I noticed this a couple weeks ago. For years I had oBot blocked, silly me. I just poked a hole for it. IBM supplies data to a large client base, some for marketing stratagems. I'm hoping they bid for my properties & increase the RPM.

hey clearly do not know how to read the Crawl-Delay directive, but really, isn't no-more-than-one-per-second a pretty good rule of thumb?

Crawl-Delay is not a required standard. Some support it, other do not. IMO Bing is the one that seems to make their own rules as far as supporting robot tags.

aristotle

1:05 am on Sep 10, 2015 (gmt 0)

WebmasterWorld Senior Member 10+ Year Member Top Contributors Of The Month



Lucy -- personally I don't think it's a good idea to try to tell legitimate bots like googlebot how often they can crawl. I'm willing to let them crawl as often as they want, trusting them not to cause any problems. Seems like I read somewhere that googlebot can sense when a server is overloaded and adjust its crawl frequency accordingly.

lucy24

6:50 pm on Sep 10, 2015 (gmt 0)

WebmasterWorld Senior Member 10+ Year Member Top Contributors Of The Month



Googlebot simply ignores Crawl-Delay-- they say so outright-- but there is a section in WMT where you can tell them how often to crawl.
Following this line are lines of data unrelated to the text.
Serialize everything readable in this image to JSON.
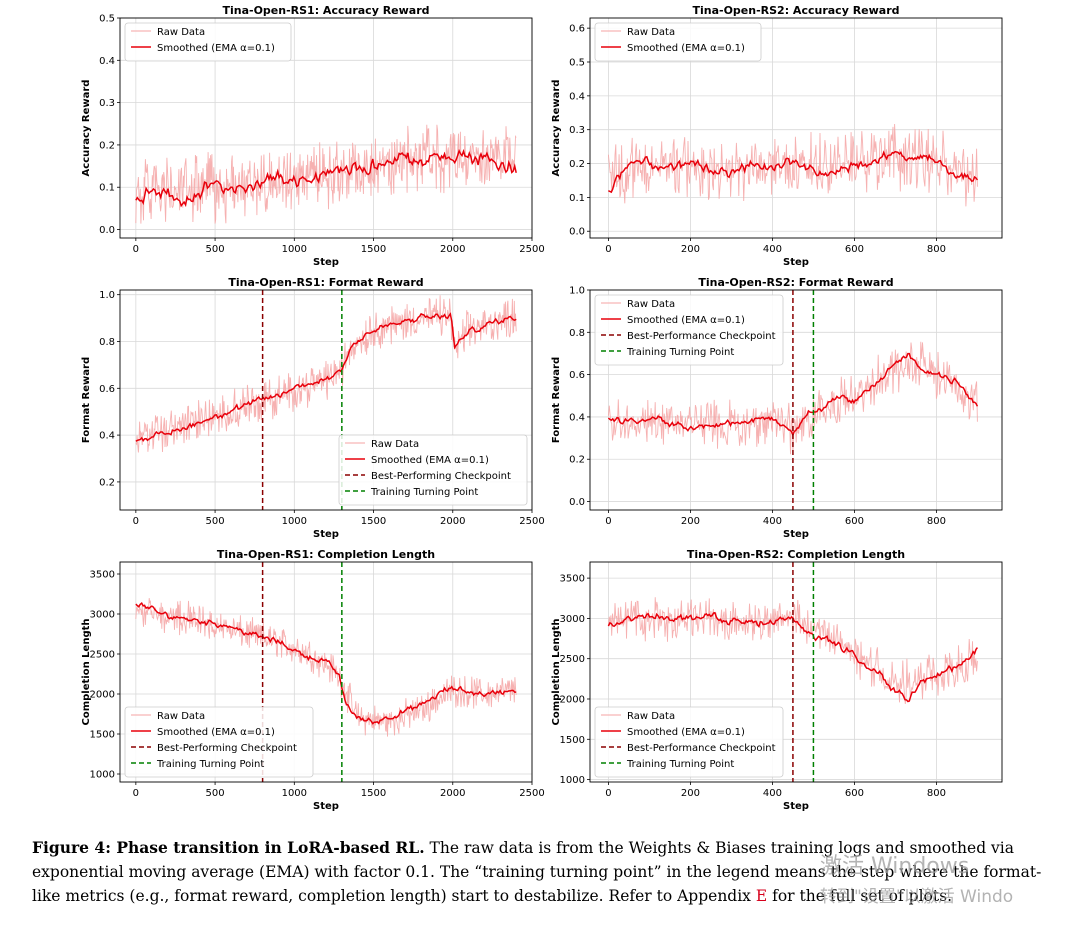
{
  "figure": {
    "caption_label": "Figure 4: Phase transition in LoRA-based RL.",
    "caption_text_1": " The raw data is from the Weights & Biases training logs and smoothed via exponential moving average (EMA) with factor 0.1.  The “training turning point” in the legend means the step where the format-like metrics (e.g., format reward, completion length) start to destabilize. Refer to Appendix ",
    "caption_appendix": "E",
    "caption_text_2": " for the full set of plots."
  },
  "watermark": {
    "line1": "激活 Windows",
    "line2": "转到\"设置\"以激活 Windo"
  },
  "colors": {
    "raw": "#f4a3a3",
    "smoothed": "#e8000b",
    "best": "#8b0000",
    "turning": "#008000",
    "grid": "#d9d9d9"
  },
  "chart_data": [
    {
      "id": "rs1-acc",
      "type": "line",
      "title": "Tina-Open-RS1: Accuracy Reward",
      "xlabel": "Step",
      "ylabel": "Accuracy Reward",
      "xlim": [
        -100,
        2500
      ],
      "ylim": [
        -0.02,
        0.5
      ],
      "xticks": [
        0,
        500,
        1000,
        1500,
        2000,
        2500
      ],
      "yticks": [
        0.0,
        0.1,
        0.2,
        0.3,
        0.4,
        0.5
      ],
      "ytick_labels": [
        "0.0",
        "0.1",
        "0.2",
        "0.3",
        "0.4",
        "0.5"
      ],
      "series": [
        {
          "name": "Raw Data",
          "style": "raw",
          "noise": 0.09,
          "min": 0.0,
          "max": 0.48,
          "x": [
            0,
            300,
            600,
            900,
            1200,
            1500,
            1800,
            2100,
            2400
          ],
          "y": [
            0.09,
            0.09,
            0.1,
            0.12,
            0.13,
            0.15,
            0.17,
            0.17,
            0.18
          ]
        },
        {
          "name": "Smoothed (EMA α=0.1)",
          "style": "smoothed",
          "noise": 0.018,
          "x": [
            0,
            150,
            300,
            450,
            600,
            750,
            900,
            1050,
            1200,
            1350,
            1500,
            1650,
            1800,
            1950,
            2100,
            2250,
            2400
          ],
          "y": [
            0.08,
            0.09,
            0.07,
            0.1,
            0.1,
            0.11,
            0.12,
            0.12,
            0.13,
            0.14,
            0.15,
            0.16,
            0.17,
            0.17,
            0.17,
            0.16,
            0.14
          ]
        }
      ],
      "vlines": [],
      "legend": {
        "position": "top-left",
        "entries": [
          {
            "label": "Raw Data",
            "style": "raw"
          },
          {
            "label": "Smoothed (EMA α=0.1)",
            "style": "smoothed"
          }
        ]
      }
    },
    {
      "id": "rs2-acc",
      "type": "line",
      "title": "Tina-Open-RS2: Accuracy Reward",
      "xlabel": "Step",
      "ylabel": "Accuracy Reward",
      "xlim": [
        -45,
        960
      ],
      "ylim": [
        -0.02,
        0.63
      ],
      "xticks": [
        0,
        200,
        400,
        600,
        800
      ],
      "yticks": [
        0.0,
        0.1,
        0.2,
        0.3,
        0.4,
        0.5,
        0.6
      ],
      "ytick_labels": [
        "0.0",
        "0.1",
        "0.2",
        "0.3",
        "0.4",
        "0.5",
        "0.6"
      ],
      "series": [
        {
          "name": "Raw Data",
          "style": "raw",
          "noise": 0.11,
          "min": 0.0,
          "max": 0.62,
          "x": [
            0,
            100,
            200,
            300,
            400,
            500,
            600,
            700,
            800,
            900
          ],
          "y": [
            0.17,
            0.19,
            0.19,
            0.18,
            0.19,
            0.19,
            0.2,
            0.22,
            0.2,
            0.16
          ]
        },
        {
          "name": "Smoothed (EMA α=0.1)",
          "style": "smoothed",
          "noise": 0.015,
          "x": [
            0,
            50,
            100,
            150,
            200,
            250,
            300,
            350,
            400,
            450,
            500,
            550,
            600,
            650,
            700,
            750,
            800,
            850,
            900
          ],
          "y": [
            0.12,
            0.19,
            0.2,
            0.18,
            0.2,
            0.18,
            0.17,
            0.19,
            0.19,
            0.2,
            0.18,
            0.17,
            0.19,
            0.21,
            0.23,
            0.22,
            0.21,
            0.16,
            0.15
          ]
        }
      ],
      "vlines": [],
      "legend": {
        "position": "top-left",
        "entries": [
          {
            "label": "Raw Data",
            "style": "raw"
          },
          {
            "label": "Smoothed (EMA α=0.1)",
            "style": "smoothed"
          }
        ]
      }
    },
    {
      "id": "rs1-fmt",
      "type": "line",
      "title": "Tina-Open-RS1: Format Reward",
      "xlabel": "Step",
      "ylabel": "Format Reward",
      "xlim": [
        -100,
        2500
      ],
      "ylim": [
        0.08,
        1.02
      ],
      "xticks": [
        0,
        500,
        1000,
        1500,
        2000,
        2500
      ],
      "yticks": [
        0.2,
        0.4,
        0.6,
        0.8,
        1.0
      ],
      "ytick_labels": [
        "0.2",
        "0.4",
        "0.6",
        "0.8",
        "1.0"
      ],
      "series": [
        {
          "name": "Raw Data",
          "style": "raw",
          "noise": 0.1,
          "min": 0.1,
          "max": 1.0,
          "x": [
            0,
            300,
            600,
            900,
            1200,
            1300,
            1350,
            1500,
            1800,
            1990,
            2010,
            2100,
            2400
          ],
          "y": [
            0.38,
            0.44,
            0.5,
            0.57,
            0.64,
            0.68,
            0.77,
            0.85,
            0.9,
            0.91,
            0.76,
            0.85,
            0.91
          ]
        },
        {
          "name": "Smoothed (EMA α=0.1)",
          "style": "smoothed",
          "noise": 0.015,
          "x": [
            0,
            150,
            300,
            450,
            600,
            750,
            900,
            1050,
            1200,
            1300,
            1350,
            1450,
            1600,
            1800,
            1990,
            2010,
            2100,
            2250,
            2400
          ],
          "y": [
            0.38,
            0.4,
            0.43,
            0.47,
            0.5,
            0.54,
            0.57,
            0.61,
            0.64,
            0.68,
            0.78,
            0.83,
            0.87,
            0.9,
            0.91,
            0.77,
            0.84,
            0.88,
            0.91
          ]
        }
      ],
      "vlines": [
        {
          "x": 800,
          "style": "best",
          "label": "Best-Performing Checkpoint"
        },
        {
          "x": 1300,
          "style": "turning",
          "label": "Training Turning Point"
        }
      ],
      "legend": {
        "position": "lower-right",
        "entries": [
          {
            "label": "Raw Data",
            "style": "raw"
          },
          {
            "label": "Smoothed (EMA α=0.1)",
            "style": "smoothed"
          },
          {
            "label": "Best-Performing Checkpoint",
            "style": "best"
          },
          {
            "label": "Training Turning Point",
            "style": "turning"
          }
        ]
      }
    },
    {
      "id": "rs2-fmt",
      "type": "line",
      "title": "Tina-Open-RS2: Format Reward",
      "xlabel": "Step",
      "ylabel": "Format Reward",
      "xlim": [
        -45,
        960
      ],
      "ylim": [
        -0.04,
        1.0
      ],
      "xticks": [
        0,
        200,
        400,
        600,
        800
      ],
      "yticks": [
        0.0,
        0.2,
        0.4,
        0.6,
        0.8,
        1.0
      ],
      "ytick_labels": [
        "0.0",
        "0.2",
        "0.4",
        "0.6",
        "0.8",
        "1.0"
      ],
      "series": [
        {
          "name": "Raw Data",
          "style": "raw",
          "noise": 0.13,
          "min": 0.02,
          "max": 0.97,
          "x": [
            0,
            100,
            200,
            300,
            400,
            450,
            500,
            600,
            700,
            750,
            800,
            900
          ],
          "y": [
            0.38,
            0.38,
            0.36,
            0.36,
            0.38,
            0.33,
            0.42,
            0.5,
            0.63,
            0.66,
            0.6,
            0.48
          ]
        },
        {
          "name": "Smoothed (EMA α=0.1)",
          "style": "smoothed",
          "noise": 0.015,
          "x": [
            0,
            50,
            100,
            150,
            200,
            250,
            300,
            350,
            400,
            450,
            480,
            520,
            550,
            600,
            650,
            700,
            730,
            760,
            800,
            850,
            900
          ],
          "y": [
            0.39,
            0.38,
            0.4,
            0.37,
            0.35,
            0.36,
            0.37,
            0.38,
            0.39,
            0.31,
            0.42,
            0.43,
            0.49,
            0.47,
            0.56,
            0.66,
            0.7,
            0.62,
            0.6,
            0.57,
            0.44
          ]
        }
      ],
      "vlines": [
        {
          "x": 450,
          "style": "best",
          "label": "Best-Performance Checkpoint"
        },
        {
          "x": 500,
          "style": "turning",
          "label": "Training Turning Point"
        }
      ],
      "legend": {
        "position": "top-left",
        "entries": [
          {
            "label": "Raw Data",
            "style": "raw"
          },
          {
            "label": "Smoothed (EMA α=0.1)",
            "style": "smoothed"
          },
          {
            "label": "Best-Performance Checkpoint",
            "style": "best"
          },
          {
            "label": "Training Turning Point",
            "style": "turning"
          }
        ]
      }
    },
    {
      "id": "rs1-len",
      "type": "line",
      "title": "Tina-Open-RS1: Completion Length",
      "xlabel": "Step",
      "ylabel": "Completion Length",
      "xlim": [
        -100,
        2500
      ],
      "ylim": [
        900,
        3650
      ],
      "xticks": [
        0,
        500,
        1000,
        1500,
        2000,
        2500
      ],
      "yticks": [
        1000,
        1500,
        2000,
        2500,
        3000,
        3500
      ],
      "ytick_labels": [
        "1000",
        "1500",
        "2000",
        "2500",
        "3000",
        "3500"
      ],
      "series": [
        {
          "name": "Raw Data",
          "style": "raw",
          "noise": 240,
          "min": 1000,
          "max": 3550,
          "x": [
            0,
            300,
            600,
            900,
            1100,
            1250,
            1300,
            1400,
            1600,
            1800,
            2000,
            2200,
            2400
          ],
          "y": [
            3050,
            2950,
            2800,
            2650,
            2500,
            2300,
            2150,
            1700,
            1650,
            1800,
            2050,
            2000,
            2050
          ]
        },
        {
          "name": "Smoothed (EMA α=0.1)",
          "style": "smoothed",
          "noise": 40,
          "x": [
            0,
            150,
            300,
            450,
            600,
            750,
            900,
            1050,
            1200,
            1280,
            1320,
            1400,
            1500,
            1650,
            1800,
            1950,
            2050,
            2200,
            2400
          ],
          "y": [
            3150,
            3000,
            2950,
            2900,
            2850,
            2730,
            2650,
            2500,
            2400,
            2250,
            1900,
            1700,
            1650,
            1750,
            1850,
            2050,
            2050,
            2000,
            2050
          ]
        }
      ],
      "vlines": [
        {
          "x": 800,
          "style": "best",
          "label": "Best-Performing Checkpoint"
        },
        {
          "x": 1300,
          "style": "turning",
          "label": "Training Turning Point"
        }
      ],
      "legend": {
        "position": "lower-left",
        "entries": [
          {
            "label": "Raw Data",
            "style": "raw"
          },
          {
            "label": "Smoothed (EMA α=0.1)",
            "style": "smoothed"
          },
          {
            "label": "Best-Performing Checkpoint",
            "style": "best"
          },
          {
            "label": "Training Turning Point",
            "style": "turning"
          }
        ]
      }
    },
    {
      "id": "rs2-len",
      "type": "line",
      "title": "Tina-Open-RS2: Completion Length",
      "xlabel": "Step",
      "ylabel": "Completion Length",
      "xlim": [
        -45,
        960
      ],
      "ylim": [
        970,
        3700
      ],
      "xticks": [
        0,
        200,
        400,
        600,
        800
      ],
      "yticks": [
        1000,
        1500,
        2000,
        2500,
        3000,
        3500
      ],
      "ytick_labels": [
        "1000",
        "1500",
        "2000",
        "2500",
        "3000",
        "3500"
      ],
      "series": [
        {
          "name": "Raw Data",
          "style": "raw",
          "noise": 320,
          "min": 1050,
          "max": 3600,
          "x": [
            0,
            100,
            200,
            300,
            400,
            450,
            500,
            550,
            600,
            700,
            750,
            800,
            900
          ],
          "y": [
            2950,
            3000,
            3000,
            2950,
            2950,
            3000,
            2850,
            2750,
            2550,
            2200,
            2200,
            2300,
            2500
          ]
        },
        {
          "name": "Smoothed (EMA α=0.1)",
          "style": "smoothed",
          "noise": 45,
          "x": [
            0,
            50,
            100,
            150,
            200,
            250,
            300,
            350,
            400,
            450,
            500,
            550,
            600,
            650,
            700,
            730,
            760,
            800,
            850,
            900
          ],
          "y": [
            2900,
            3000,
            3050,
            3000,
            3000,
            3050,
            2950,
            2950,
            2950,
            3000,
            2800,
            2700,
            2550,
            2350,
            2100,
            2000,
            2200,
            2300,
            2400,
            2600
          ]
        }
      ],
      "vlines": [
        {
          "x": 450,
          "style": "best",
          "label": "Best-Performance Checkpoint"
        },
        {
          "x": 500,
          "style": "turning",
          "label": "Training Turning Point"
        }
      ],
      "legend": {
        "position": "lower-left",
        "entries": [
          {
            "label": "Raw Data",
            "style": "raw"
          },
          {
            "label": "Smoothed (EMA α=0.1)",
            "style": "smoothed"
          },
          {
            "label": "Best-Performance Checkpoint",
            "style": "best"
          },
          {
            "label": "Training Turning Point",
            "style": "turning"
          }
        ]
      }
    }
  ]
}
The w3 link checker has a minimum of one second between requests, though you can tell it to go slower. Excessive requests-- the kind that result in 500-class errors-- are one of the signals of an unwanted robot.

To my surprise, I got a reply from oBot (that is, IBM Germany, forget the exact name) when I emailed to ask about their request pattern. I will see if there's a follow-up.